Using the Invivo5, Anatomage software, superimpositions of the pretreatment and posttreatment scans were completed using five landmarks under the Point Registration Module of the software: mental foramen (left and right), nasion, and orbitale (left and right). The two volumetric images were then adjusted by the investigator to make the two images superimpose on the cranial base after using the Point Registration Superimposition Module. The superimpositions were then verified on the axial, sagittal, and coronal planes. The buccolingual bony changes were assessed at the apex, mid-root, and alveolar crest, and the root lengths before and after treatment were compared (Fig. 3) by first evaluating the pretreatment scan and then toggling to the posttreatment scan. It has been reported in the literature that tooth movement will on average cause a 10 % shortening of the roots [13–15]. In this study, any root resorption above 10 % was considered to be out of the norm and, thus, a negative sequela.
Intra-observer reliability
Thirty CBCT scans (ten from each skeletal pattern group) were measured 1 month apart to test reproducibility of measurements by the same observer. The average difference in the root length measurement between the two time points was 0.254 mm. The average difference in the thickness at the apex between the two time points was 0.21367 mm, and the average difference between the thicknesses from crest to crest was 2.24 mm.

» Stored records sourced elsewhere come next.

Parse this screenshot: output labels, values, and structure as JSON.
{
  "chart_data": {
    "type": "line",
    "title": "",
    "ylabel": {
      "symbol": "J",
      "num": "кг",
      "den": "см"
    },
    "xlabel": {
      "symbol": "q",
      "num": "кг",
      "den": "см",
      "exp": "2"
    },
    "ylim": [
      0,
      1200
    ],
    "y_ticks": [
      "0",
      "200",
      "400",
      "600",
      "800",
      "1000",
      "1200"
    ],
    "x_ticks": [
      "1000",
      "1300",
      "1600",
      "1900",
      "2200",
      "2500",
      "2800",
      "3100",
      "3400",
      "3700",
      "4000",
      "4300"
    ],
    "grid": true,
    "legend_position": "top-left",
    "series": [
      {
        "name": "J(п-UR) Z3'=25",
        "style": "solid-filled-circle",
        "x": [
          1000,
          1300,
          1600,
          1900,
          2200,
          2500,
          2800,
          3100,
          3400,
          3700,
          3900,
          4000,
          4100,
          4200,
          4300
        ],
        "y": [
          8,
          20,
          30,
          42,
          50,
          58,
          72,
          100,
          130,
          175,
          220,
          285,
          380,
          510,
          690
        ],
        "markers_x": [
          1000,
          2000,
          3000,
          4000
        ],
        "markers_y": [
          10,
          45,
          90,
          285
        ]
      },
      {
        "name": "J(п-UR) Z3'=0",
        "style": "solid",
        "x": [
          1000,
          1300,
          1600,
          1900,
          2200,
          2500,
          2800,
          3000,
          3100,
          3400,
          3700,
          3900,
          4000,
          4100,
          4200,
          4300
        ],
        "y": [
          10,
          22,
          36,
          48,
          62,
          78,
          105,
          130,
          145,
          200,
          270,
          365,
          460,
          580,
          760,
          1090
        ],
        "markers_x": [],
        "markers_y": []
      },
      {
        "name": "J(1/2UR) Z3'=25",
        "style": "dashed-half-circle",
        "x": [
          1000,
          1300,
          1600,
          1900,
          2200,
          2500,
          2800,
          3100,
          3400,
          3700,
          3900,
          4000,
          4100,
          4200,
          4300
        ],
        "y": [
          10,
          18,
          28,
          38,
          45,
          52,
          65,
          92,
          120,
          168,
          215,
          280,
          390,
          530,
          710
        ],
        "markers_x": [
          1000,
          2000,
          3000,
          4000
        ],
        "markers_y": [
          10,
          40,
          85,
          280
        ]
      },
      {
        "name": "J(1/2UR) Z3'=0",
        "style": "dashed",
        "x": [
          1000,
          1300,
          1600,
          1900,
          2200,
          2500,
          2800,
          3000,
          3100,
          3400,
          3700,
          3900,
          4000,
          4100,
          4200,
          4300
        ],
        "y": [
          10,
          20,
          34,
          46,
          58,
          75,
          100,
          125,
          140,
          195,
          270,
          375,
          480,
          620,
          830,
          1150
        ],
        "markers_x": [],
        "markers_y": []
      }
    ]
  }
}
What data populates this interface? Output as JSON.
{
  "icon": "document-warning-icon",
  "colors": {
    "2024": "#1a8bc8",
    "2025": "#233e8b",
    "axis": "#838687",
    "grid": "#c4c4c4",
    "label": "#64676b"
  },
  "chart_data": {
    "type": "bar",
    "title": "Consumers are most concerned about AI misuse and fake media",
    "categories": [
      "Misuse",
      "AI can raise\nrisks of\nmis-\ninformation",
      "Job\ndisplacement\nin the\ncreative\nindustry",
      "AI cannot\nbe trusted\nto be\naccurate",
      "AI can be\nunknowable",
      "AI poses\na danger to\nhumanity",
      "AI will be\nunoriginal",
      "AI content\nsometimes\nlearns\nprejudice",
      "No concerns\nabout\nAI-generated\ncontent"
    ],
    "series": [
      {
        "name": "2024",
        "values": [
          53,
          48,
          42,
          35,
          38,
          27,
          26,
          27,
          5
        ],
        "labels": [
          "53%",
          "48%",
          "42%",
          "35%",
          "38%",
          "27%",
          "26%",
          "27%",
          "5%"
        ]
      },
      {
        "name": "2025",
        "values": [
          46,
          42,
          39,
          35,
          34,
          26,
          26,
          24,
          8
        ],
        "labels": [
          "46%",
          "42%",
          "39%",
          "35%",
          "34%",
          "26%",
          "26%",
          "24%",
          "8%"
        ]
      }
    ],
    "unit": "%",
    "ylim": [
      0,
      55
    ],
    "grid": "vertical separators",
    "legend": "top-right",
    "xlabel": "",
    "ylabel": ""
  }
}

The root length measurement was very reproducible. This reproducibility spans across SN-MP (increase in SN-MP does not change the reproducibility of the measurement), even though the alveolar morphology, as indicated in the findings of aim 1, changes. The alveolar bone thickness at the apex of the lower incisor can also be measured reliably by the same observer at two different time points. The total buccolingual thickness at the alveolar crest was not as reliable as the root length and width at the apex. This is probably due to the difficulty of locating the alveolar crest on the CBCT when the crest is thin.